Nicolas Sarkozy reçoit deux jours durant, lundi et mardi, les représentants d'une communauté universitaire qui se cabre contre le projet de loi sur l'autonomie des universités, dénonçant la volonté de l'exécutif d'imposer au pas de charge une réforme qu'elle conteste sur le fond.
"Les deux jours qui viennent seront fondamentaux", a résumé dimanche Bruno Julliard, auprès de l'AFP. "Nous n'y allons pas pour orchestrer une rupture mais pour convaincre M. Sarkozy qu'une réforme négociée est possible", a ajouté le président des étudiants de l'Unef et leader du mouvement contre le CPE.

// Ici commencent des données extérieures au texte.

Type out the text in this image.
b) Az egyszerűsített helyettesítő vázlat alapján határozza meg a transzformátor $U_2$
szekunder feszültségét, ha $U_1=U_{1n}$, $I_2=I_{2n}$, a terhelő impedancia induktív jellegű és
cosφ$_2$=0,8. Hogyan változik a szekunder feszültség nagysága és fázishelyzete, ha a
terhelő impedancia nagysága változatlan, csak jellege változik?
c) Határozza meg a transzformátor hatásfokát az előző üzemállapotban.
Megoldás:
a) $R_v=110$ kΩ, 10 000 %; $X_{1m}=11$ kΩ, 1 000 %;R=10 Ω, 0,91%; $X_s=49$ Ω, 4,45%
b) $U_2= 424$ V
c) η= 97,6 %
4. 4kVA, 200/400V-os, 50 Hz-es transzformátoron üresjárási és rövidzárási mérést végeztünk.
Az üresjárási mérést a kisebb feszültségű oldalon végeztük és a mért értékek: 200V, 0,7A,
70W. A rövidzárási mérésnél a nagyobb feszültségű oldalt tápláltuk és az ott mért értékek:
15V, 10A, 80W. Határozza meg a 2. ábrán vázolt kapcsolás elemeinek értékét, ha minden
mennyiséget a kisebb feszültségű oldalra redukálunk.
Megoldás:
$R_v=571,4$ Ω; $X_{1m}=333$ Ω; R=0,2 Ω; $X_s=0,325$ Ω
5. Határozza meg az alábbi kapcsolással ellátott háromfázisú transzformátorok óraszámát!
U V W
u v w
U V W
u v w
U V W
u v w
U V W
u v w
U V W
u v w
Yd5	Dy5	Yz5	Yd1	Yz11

La tension est montée vendredi soir entre le gouvernement et la communauté universitaire qui a rejeté majoritairement son projet de loi, lors du vote au Conseil national de l'Enseignement supérieur et de la Recherche (Cneser), instance consultative.
Trois points du projet cristallisent l'opposition: la composition des conseils d'administration, qui passeraient de 60 à 20 membres, l'introduction d'une sélection dès l'entrée du master (bac+4) et d'une autonomie à la carte, perçue comme un facteur de "mise en concurrence des universités".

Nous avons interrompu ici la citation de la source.